Last month, a worker at a warehouse operated by one of the supermarket giants was suspended from work and threatened with dismissal after speaking to a journalist about safety at work.
Even though her employer did not know what had been said to the journalist, it was alleged that the worker had breached the company’s code of conduct, which seeks to prohibit the making of statements or provision of information of any kind to the media.
While this worker was spared the sack or any kind of disciplinary action after intervention from her union, her experience is becoming more common. In late 2013, two workers were suspended by a transport company after speaking to the media about bullying in their workplace when attempts to deal with the issue at work and complaints made to the safety regulator failed to rectify the problem. In 2010 a hairdresser was sacked after a Facebook post in which she grumbled about a warning and her lack of holiday pay.
Australian employers are increasingly trying to curtail what their employees can say to the media or on social media when not at work. The policies of a number of large employers prohibit “unauthorised” media contact or comments, negative comments or references on social media about the employer, other employees or the workplace in general and, in some cases, “providing information to politicians or government officials”.
These attempts at regulating what workers do or say when not at work are problematic (and dangerous) for a number of reasons. If employment is to be properly distinguished from slavery, what one does when not at work should not be your employer’s business unless it can be said to make on-going employment impossible or too difficult. Continuing intrusion into workers’ private space by employers risks the total breakdown of the boundary between privacy and the workplace to the detriment of workers.
Constraining work-related discussions or comments that take place out-of-hours also has significant consequences for workers looking to organise for better wages and conditions at work and efforts to build worker solidarity. Workers organise around workplace grievances or issues and must be free to raise these with colleagues, friends and the community at large through whatever mechanism they can, including on social media and through the mainstream media, in order to build links and relationships with other workers. Blocking these means is a direct assault on workers’ opportunities to change their workplace and fight against injustice at work.
Workers and unions are increasingly organising online in conjunction with more traditional organising methods in the workplace. In this context, social media is an increasingly vital information-sharing tool for employees in one workplace or across different workplaces.
Perhaps the most extreme example of an employer’s social media policy unashamedly restricting the rights of workers to organise around issues at work was the policy (since changed) of one of the major banks, which prohibited any comment about the bank online, including commentary about the work performed and terms and conditions of employment.
This kind of attempt at worker control denies workers a legitimate voice. But it is also difficult for employers to lawfully restrict the right of workers to discuss work-related issues online or in mainstream media in this way.
There is no right to free speech or expression in Australia on which workers can rely to freely and openly discuss work or their employer.

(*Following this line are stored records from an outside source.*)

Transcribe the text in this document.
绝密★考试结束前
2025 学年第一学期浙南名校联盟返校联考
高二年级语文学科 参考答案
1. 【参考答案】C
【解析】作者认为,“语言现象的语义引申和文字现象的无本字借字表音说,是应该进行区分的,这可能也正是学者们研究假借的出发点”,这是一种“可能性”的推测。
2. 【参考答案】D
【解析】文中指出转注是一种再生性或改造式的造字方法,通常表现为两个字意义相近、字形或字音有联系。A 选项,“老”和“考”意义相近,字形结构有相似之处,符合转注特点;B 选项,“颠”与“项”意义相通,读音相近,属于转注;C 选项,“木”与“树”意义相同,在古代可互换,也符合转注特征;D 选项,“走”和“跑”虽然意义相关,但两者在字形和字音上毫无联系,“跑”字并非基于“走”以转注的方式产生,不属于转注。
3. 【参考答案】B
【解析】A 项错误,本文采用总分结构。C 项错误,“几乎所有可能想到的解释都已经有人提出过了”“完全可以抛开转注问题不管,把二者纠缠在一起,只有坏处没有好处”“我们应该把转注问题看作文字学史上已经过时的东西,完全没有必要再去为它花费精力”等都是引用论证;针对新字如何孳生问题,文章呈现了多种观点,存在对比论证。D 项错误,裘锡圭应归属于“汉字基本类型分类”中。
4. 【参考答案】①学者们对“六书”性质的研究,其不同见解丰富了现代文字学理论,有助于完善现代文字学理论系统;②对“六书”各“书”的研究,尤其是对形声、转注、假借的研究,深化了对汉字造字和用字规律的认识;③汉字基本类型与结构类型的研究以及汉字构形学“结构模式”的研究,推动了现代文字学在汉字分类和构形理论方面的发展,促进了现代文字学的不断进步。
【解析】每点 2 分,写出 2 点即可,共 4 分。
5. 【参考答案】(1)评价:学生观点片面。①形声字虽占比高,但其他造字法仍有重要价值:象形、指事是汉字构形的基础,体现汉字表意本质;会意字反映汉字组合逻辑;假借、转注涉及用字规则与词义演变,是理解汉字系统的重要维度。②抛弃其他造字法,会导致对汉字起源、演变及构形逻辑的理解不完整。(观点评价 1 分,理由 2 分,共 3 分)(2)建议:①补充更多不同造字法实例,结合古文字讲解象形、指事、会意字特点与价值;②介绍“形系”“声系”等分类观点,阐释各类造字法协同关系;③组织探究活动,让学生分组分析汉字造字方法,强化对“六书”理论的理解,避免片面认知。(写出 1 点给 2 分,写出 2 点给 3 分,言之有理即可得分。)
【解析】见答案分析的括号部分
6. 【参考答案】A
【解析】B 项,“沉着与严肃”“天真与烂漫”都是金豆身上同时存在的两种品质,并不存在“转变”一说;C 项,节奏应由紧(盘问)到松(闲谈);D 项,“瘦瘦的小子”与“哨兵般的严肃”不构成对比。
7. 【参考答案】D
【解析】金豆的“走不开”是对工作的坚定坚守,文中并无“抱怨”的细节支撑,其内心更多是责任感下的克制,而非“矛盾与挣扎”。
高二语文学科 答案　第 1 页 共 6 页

But according to a decision by the national industrial tribunal handed down some years ago, for an employer to take action against an employee because of something the employee has said or done out-of-hours, the relevant conduct must either have caused serious damage to the employment relationship, be incompatible with the employee’s duties as an employee or have damaged the employer’s interests. In other words, mere criticism of the employer online or the discussion of a legitimate grievance in a news report is not normally grounds for termination or disciplinary action.
In the case of the hairdresser, the decision to terminate her employment was found to have been unfair by the industrial tribunal and the hairdresser was compensated as a result.
A subsequent case involving a truck driver sacked after friends posted derogatory and harassing comments about managers on his Facebook page also found the dismissal in question unfair.
However, the tribunal in both cases issued a caution about using social media to make comments about work or colleagues, stating in the case of the truck driver that conversations on social media were different from “a conversation in a pub or cafe” and could, in some cases, allow for the lawful termination of an employee’s employment.
There are protections in federal workplace laws for employees who exercise broadly-defined “workplace rights”, including the making of complaints about their employment. Similar protections exist in health and safety laws in relation to workplace safety. Workers who engage or have engaged in any kind of lawful activity organised by their union are also protected from any kind of action against them as a result of the activity.
These protections can and do extend to activities done outside work. While the courts have questioned whether making comments to the media could be a “workplace right” that is protected by the law, for union members and activists this kind of activity would likely be protected if it has been “organised” by their union.
But these rights and protections have not stopped employers from prescribing strict rules about what can and cannot be said online or to the media about work and, in certain cases, seeking to enforce those rules. More often than not this will be an unjustified intrusion into the private affairs of employees and is designed to limit workers’ ability to organise with other workers for a better workplace.
When employers’ actions or policies are challenged by workers and their unions, or by the courts, employers will often need to back down. Ironically, the media can help bring attention to employer overreach in this context as it will likely fall foul of community expectations about freedom of speech. In other words, workers cannot be silenced so easily.